Getting plenty of fiber in your diet is a great way to boost digestive health! Of course, leafy greens are rich in fiber with can help you to stay regular. Dark leafy greens are also a great source of prebiotics. Prebiotics are food for good gut bacteria, so eating greens regularly can help you to rebuild your gut microbiome by keeping the good gut bacteria healthy and happy.
Different ways to eat leafy greens
Of course, you can always eat leafy greens raw in smoothies and salads. The best greens to eat raw are kale, spinach, romaine, swiss chard, arugula, cabbage, dandelion, cabbage, and microgreens. One of my personal favorite ways to eat them is in salads with other health-promoting ingredients.

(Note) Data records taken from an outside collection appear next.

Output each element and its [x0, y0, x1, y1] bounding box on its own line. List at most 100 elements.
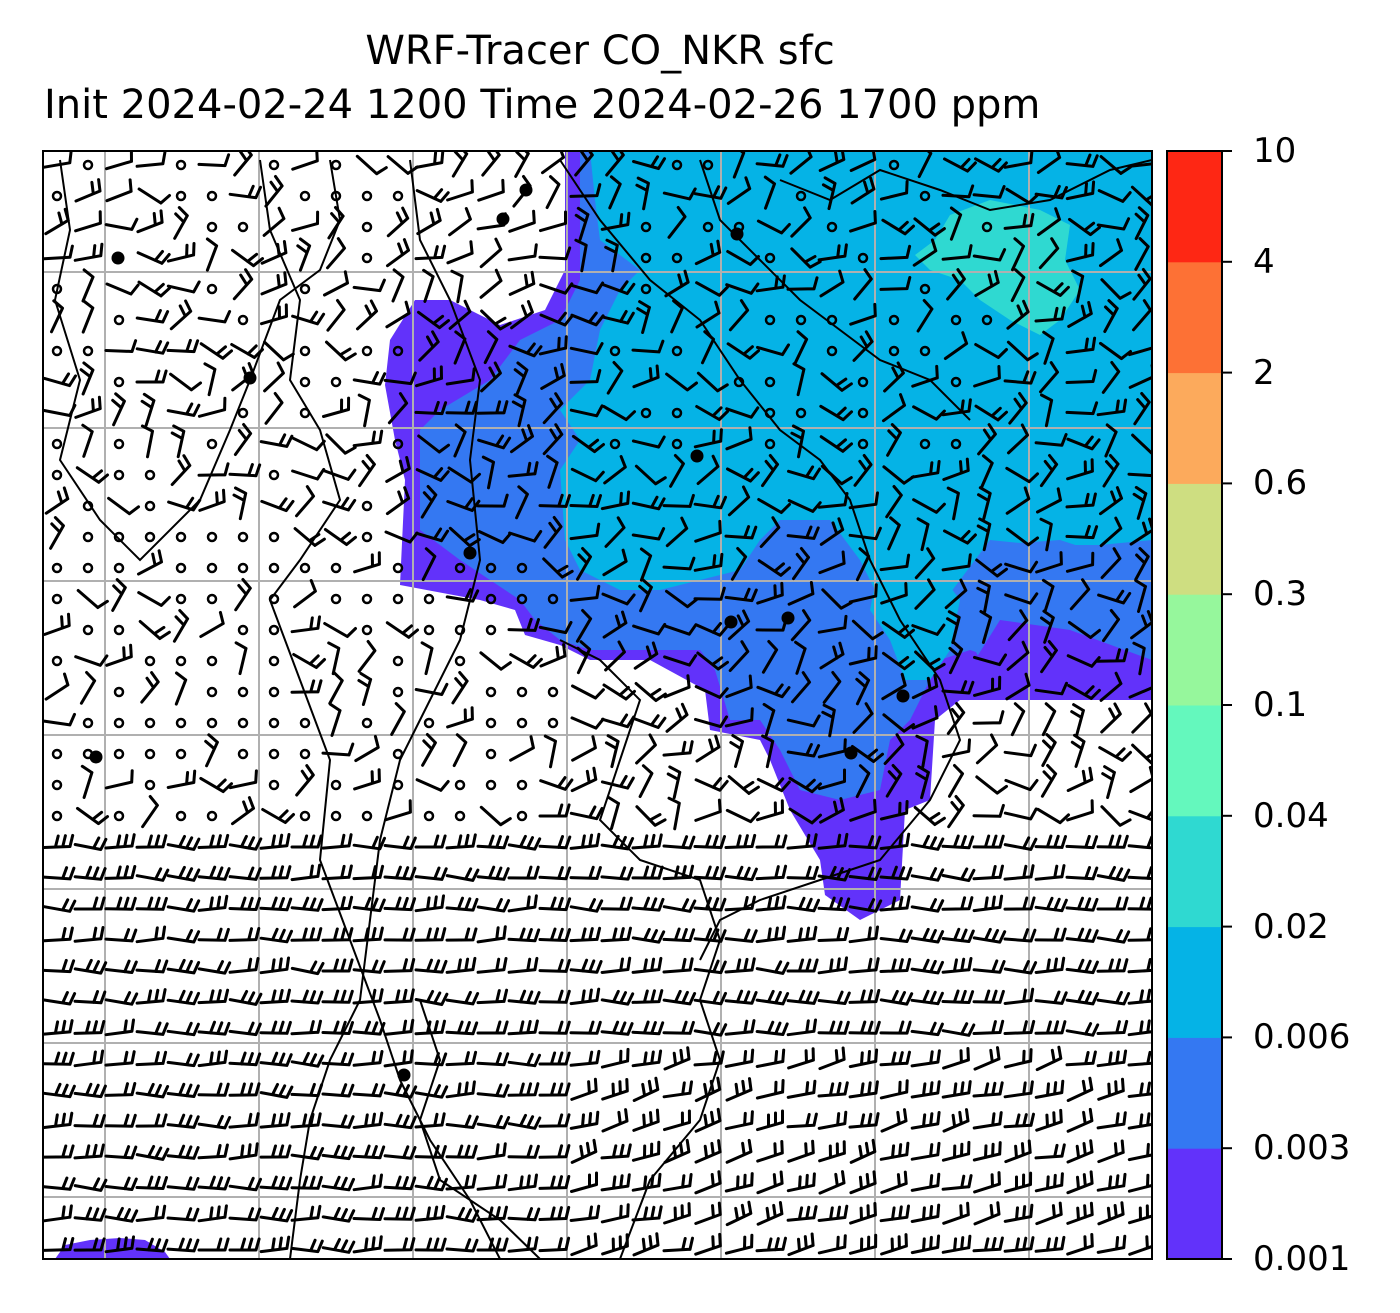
colorbar-tick-label: 0.001 — [1253, 1239, 1351, 1279]
wind-barb — [910, 1021, 944, 1037]
wind-barb — [761, 454, 779, 488]
wind-barb — [383, 1237, 416, 1252]
wind-barb — [1127, 1050, 1152, 1067]
wind-barb — [259, 1144, 292, 1159]
wind-barb — [600, 1203, 630, 1224]
calm-wind-circle — [423, 810, 435, 822]
wind-barb — [263, 340, 295, 362]
wind-barb — [446, 706, 474, 729]
wind-barb — [1065, 551, 1095, 573]
wind-barb — [761, 640, 779, 674]
wind-barb — [260, 497, 295, 513]
wind-barb — [1127, 1081, 1152, 1098]
calm-wind-circle — [330, 159, 342, 171]
wind-barb — [1096, 648, 1129, 663]
wind-barb — [1134, 547, 1150, 581]
wind-barb — [786, 958, 819, 973]
wind-barb — [972, 803, 1005, 818]
wind-barb — [881, 218, 915, 236]
wind-barb — [538, 866, 572, 881]
calm-wind-circle — [144, 469, 156, 481]
wind-barb — [569, 987, 601, 1006]
wind-barb — [507, 1113, 542, 1130]
wind-barb — [416, 207, 442, 236]
wind-barb — [290, 834, 323, 849]
wind-barb — [452, 733, 468, 768]
wind-barb — [1067, 301, 1093, 328]
wind-barb — [879, 1141, 910, 1161]
wind-barb — [135, 309, 170, 324]
wind-barb — [755, 1048, 786, 1068]
calm-wind-circle — [485, 562, 497, 574]
city-marker — [519, 183, 533, 197]
calm-wind-circle — [547, 717, 559, 729]
wind-barb — [972, 1081, 1004, 1098]
wind-barb — [883, 361, 905, 393]
calm-wind-circle — [82, 531, 94, 543]
wind-barb — [104, 959, 138, 974]
wind-barb — [787, 1047, 815, 1070]
wind-barb — [879, 276, 912, 291]
wind-barb — [43, 898, 77, 913]
wind-barb — [1127, 866, 1152, 881]
wind-barb — [570, 1232, 598, 1257]
wind-barb — [880, 1233, 908, 1256]
wind-barb — [848, 925, 879, 944]
wind-barb — [476, 1142, 507, 1161]
wind-barb — [135, 1113, 168, 1128]
wind-barb — [1037, 207, 1061, 237]
wind-barb — [383, 371, 417, 386]
wind-barb — [755, 925, 787, 944]
calm-wind-circle — [268, 159, 280, 171]
wind-barb — [414, 151, 445, 169]
wind-barb — [476, 400, 509, 415]
wind-barb — [43, 1204, 73, 1223]
wind-barb — [792, 362, 806, 397]
wind-barb — [724, 1019, 756, 1036]
wind-barb — [445, 833, 477, 850]
calm-wind-circle — [454, 624, 466, 636]
wind-barb — [414, 1084, 449, 1099]
calm-wind-circle — [361, 221, 373, 233]
wind-barb — [569, 1049, 601, 1067]
wind-barb — [724, 895, 756, 912]
wind-barb — [415, 188, 450, 203]
wind-barb — [755, 895, 787, 912]
wind-barb — [43, 1019, 74, 1036]
wind-barb — [787, 499, 822, 513]
calm-wind-circle — [237, 717, 249, 729]
calm-wind-circle — [113, 314, 125, 326]
wind-barb — [755, 1020, 789, 1036]
wind-barb — [911, 673, 939, 700]
wind-barb — [693, 959, 727, 975]
wind-barb — [445, 1206, 480, 1223]
wind-barb — [414, 400, 448, 416]
calm-wind-circle — [51, 779, 63, 791]
wind-barb — [353, 551, 381, 574]
wind-barb — [514, 151, 530, 178]
wind-barb — [1134, 579, 1147, 613]
wind-barb — [111, 578, 127, 612]
wind-barb — [1133, 392, 1151, 426]
wind-barb — [604, 734, 620, 769]
wind-barb — [941, 989, 975, 1004]
wind-barb — [972, 710, 1005, 725]
wind-barb — [1096, 866, 1131, 882]
wind-barb — [166, 1176, 200, 1191]
wind-barb — [79, 671, 97, 705]
wind-barb — [631, 989, 664, 1004]
wind-barb — [601, 1233, 629, 1256]
wind-barb — [135, 867, 170, 882]
calm-wind-circle — [175, 531, 187, 543]
wind-barb — [104, 865, 137, 880]
colorbar-segment — [1167, 1037, 1222, 1149]
wind-barb — [946, 610, 961, 645]
wind-barb — [701, 330, 715, 365]
calm-wind-circle — [268, 624, 280, 636]
wind-barb — [912, 238, 938, 267]
wind-barb — [631, 495, 666, 511]
wind-barb — [259, 1175, 293, 1191]
wind-barb — [848, 526, 882, 541]
wind-barb — [197, 1175, 231, 1191]
wind-barb — [569, 369, 602, 384]
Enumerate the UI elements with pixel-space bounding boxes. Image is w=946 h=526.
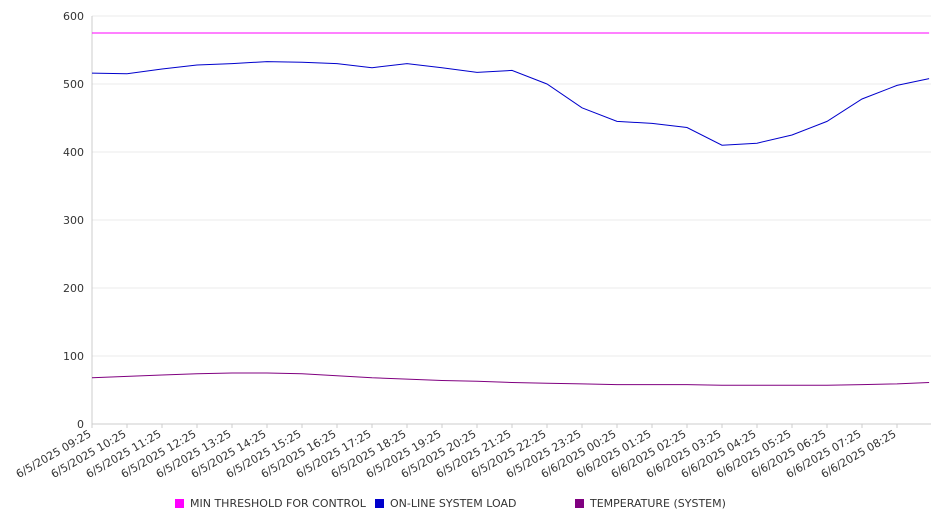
legend-item-temperature: TEMPERATURE (SYSTEM) <box>575 497 726 510</box>
series-line-2 <box>91 372 930 386</box>
legend: MIN THRESHOLD FOR CONTROL ON-LINE SYSTEM… <box>0 497 946 517</box>
legend-swatch-system-load <box>375 499 384 508</box>
y-tick-label: 200 <box>63 282 84 295</box>
y-tick-label: 100 <box>63 350 84 363</box>
series-lines <box>91 32 930 386</box>
y-axis-tick-labels: 0 100 200 300 400 500 600 <box>63 10 84 431</box>
y-tick-label: 400 <box>63 146 84 159</box>
series-line-1 <box>91 61 930 146</box>
y-tick-label: 0 <box>77 418 84 431</box>
legend-label-system-load: ON-LINE SYSTEM LOAD <box>390 497 517 510</box>
legend-label-temperature: TEMPERATURE (SYSTEM) <box>590 497 726 510</box>
legend-item-min-threshold: MIN THRESHOLD FOR CONTROL <box>175 497 366 510</box>
y-tick-label: 500 <box>63 78 84 91</box>
legend-label-min-threshold: MIN THRESHOLD FOR CONTROL <box>190 497 366 510</box>
legend-swatch-temperature <box>575 499 584 508</box>
legend-item-system-load: ON-LINE SYSTEM LOAD <box>375 497 516 510</box>
y-tick-label: 600 <box>63 10 84 23</box>
y-tick-label: 300 <box>63 214 84 227</box>
legend-swatch-min-threshold <box>175 499 184 508</box>
grid-lines <box>92 15 931 357</box>
x-axis-tick-labels: 6/5/2025 09:256/5/2025 10:256/5/2025 11:… <box>14 424 899 481</box>
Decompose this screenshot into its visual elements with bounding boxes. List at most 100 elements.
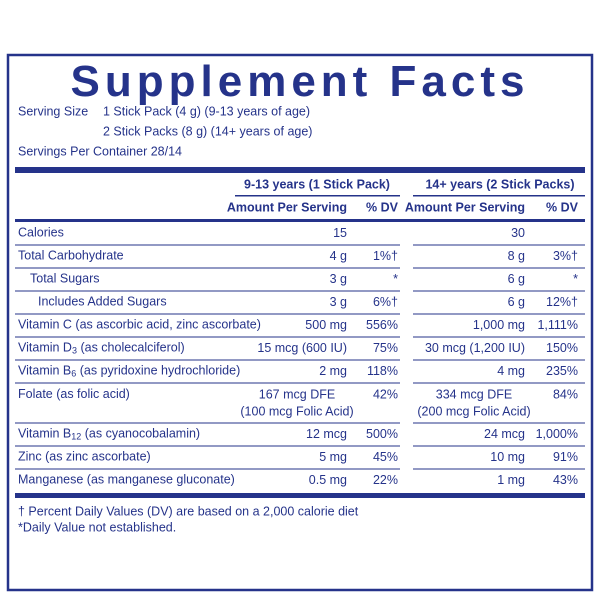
row-line: [15, 313, 400, 315]
nutrient-name: Zinc (as zinc ascorbate): [18, 450, 151, 464]
amount: 334 mcg DFE: [436, 387, 512, 401]
dv: 235%: [546, 364, 578, 378]
nutrient-name: Vitamin D3 (as cholecalciferol): [18, 341, 185, 356]
row-line: [413, 313, 585, 315]
name: Total Sugars: [30, 272, 99, 286]
row-line: [413, 336, 585, 338]
amount: 5 mg: [319, 450, 347, 464]
amount: 3 g: [330, 272, 347, 286]
group-header: 9-13 years (1 Stick Pack): [244, 177, 390, 191]
amount: 4 g: [330, 249, 347, 263]
servings: Servings Per Container 28/14: [18, 144, 182, 158]
name: Manganese (as manganese gluconate): [18, 473, 235, 487]
amount: 0.5 mg: [309, 473, 347, 487]
name: Calories: [18, 226, 64, 240]
subheader: Amount Per Serving: [227, 200, 347, 214]
name: Includes Added Sugars: [38, 295, 167, 309]
nutrient-name: Vitamin B12 (as cyanocobalamin): [18, 427, 200, 442]
row-line: [413, 244, 585, 246]
row-line: [15, 244, 400, 246]
nutrient-name: Vitamin B6 (as pyridoxine hydrochloride): [18, 364, 240, 379]
rule: [15, 167, 585, 173]
row-line: [15, 445, 400, 447]
row-line: [413, 468, 585, 470]
dv: *: [573, 272, 578, 286]
rule: [15, 219, 585, 222]
nutrient-name: Total Sugars: [30, 272, 99, 286]
row-line: [15, 290, 400, 292]
footnote: † Percent Daily Values (DV) are based on…: [18, 504, 359, 518]
amount: (200 mcg Folic Acid): [417, 404, 530, 418]
dv: 150%: [546, 341, 578, 355]
amount: 1 mg: [497, 473, 525, 487]
subscript: 12: [71, 432, 81, 442]
row-line: [15, 267, 400, 269]
dv: *: [393, 272, 398, 286]
row-line: [413, 359, 585, 361]
amount: 12 mcg: [306, 427, 347, 441]
amount: 24 mcg: [484, 427, 525, 441]
dv: 22%: [373, 473, 398, 487]
amount: 2 mg: [319, 364, 347, 378]
note: (as cyanocobalamin): [81, 427, 200, 441]
nutrient-name: Total Carbohydrate: [18, 249, 124, 263]
border: [6, 53, 594, 592]
row-line: [15, 359, 400, 361]
serving-label: Serving Size: [18, 104, 88, 118]
dv: 3%†: [553, 249, 578, 263]
dv: 118%: [367, 364, 398, 378]
dv: 91%: [553, 450, 578, 464]
note: (as pyridoxine hydrochloride): [76, 364, 240, 378]
dv: 6%†: [373, 295, 398, 309]
dv: 1,111%: [537, 318, 578, 332]
row-line: [15, 382, 400, 384]
name: Folate (as folic acid): [18, 387, 130, 401]
amount: 30: [511, 226, 525, 240]
title: Supplement Facts: [71, 57, 530, 106]
amount: 3 g: [330, 295, 347, 309]
rule: [413, 195, 585, 197]
rule: [235, 195, 400, 197]
row-line: [413, 290, 585, 292]
amount: 15: [333, 226, 347, 240]
row-line: [15, 422, 400, 424]
row-line: [15, 336, 400, 338]
amount: 30 mcg (1,200 IU): [425, 341, 525, 355]
amount: 10 mg: [490, 450, 525, 464]
amount: 15 mcg (600 IU): [257, 341, 347, 355]
dv: 42%: [373, 387, 398, 401]
name: Zinc (as zinc ascorbate): [18, 450, 151, 464]
note: (as cholecalciferol): [77, 341, 185, 355]
name: Vitamin B: [18, 364, 71, 378]
row-line: [413, 422, 585, 424]
row-line: [413, 382, 585, 384]
footnote: *Daily Value not established.: [18, 520, 176, 534]
row-line: [413, 267, 585, 269]
amount: 167 mcg DFE: [259, 387, 335, 401]
dv: 84%: [553, 387, 578, 401]
serving-line: 2 Stick Packs (8 g) (14+ years of age): [103, 124, 312, 138]
subscript: 3: [72, 346, 77, 356]
row-line: [15, 468, 400, 470]
dv: 43%: [553, 473, 578, 487]
subheader: % DV: [366, 200, 399, 214]
subheader: % DV: [546, 200, 579, 214]
dv: 1,000%: [536, 427, 578, 441]
dv: 500%: [366, 427, 398, 441]
amount: 6 g: [508, 272, 525, 286]
row-line: [413, 445, 585, 447]
nutrient-name: Manganese (as manganese gluconate): [18, 473, 235, 487]
amount: (100 mcg Folic Acid): [240, 404, 353, 418]
name: Vitamin C (as ascorbic acid, zinc ascorb…: [18, 318, 261, 332]
dv: 45%: [373, 450, 398, 464]
amount: 4 mg: [497, 364, 525, 378]
amount: 6 g: [508, 295, 525, 309]
subheader: Amount Per Serving: [405, 200, 525, 214]
name: Vitamin D: [18, 341, 72, 355]
name: Total Carbohydrate: [18, 249, 124, 263]
amount: 500 mg: [305, 318, 347, 332]
dv: 12%†: [546, 295, 578, 309]
dv: 1%†: [373, 249, 398, 263]
name: Vitamin B: [18, 427, 71, 441]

If you tolerate raw well, then eat away!
Here are a couple of my favorite leafy green salad recipes!
Spinach salad with blueberries and blue cheese
These days, with so many dealing with digestive issues, not everyone digests raw greens well. For some, eating raw greens leaves them bloated and gassy. For those with sensitive tummies, cooking your greens may be a better option. Leafy greens such as kale, Swiss chard, beet greens, mustard greens, collard greens, and turnip greens all work well cooked. And there are many different ways you can cook these greens! Although many will turn up their noses as cooked greens, when cooked and seasoned the right way they should be flavorful and delicious! Eating healthy never has to mean eating bad-tasting food!
As a side dish
Use them as a side dish. Simply saute them over medium heat in a little bit of olive or avocado oil. Lightly salt them and add additional seasonings of your choice. Easy peasy!
This is one of my favorite ways to use cooked greens. Just add them to your favorite soup or stew recipe. So easy to do and it adds some great nutrients and fiber to your meal too.
Here is my favorite leafy green soup recipe!
Slow cooker sausage white bean and spinach soup
Leafy greens in other dishes
Of course, you can also include leafy greens in other recipes as well. They work well sauteed and added to omelets, stuffed in chicken, in casseroles. The sky really is the limit when it comes to ways you could add cooked greens to your diet!
Here are a couple of other ways I’ve used cooked greens.
Spinach and feta stuffed chicken
Instant Pot vegetable frittata
Adding dark leafy greens to your diet can help give your body vital nutrients that it needs to restore and maintain health.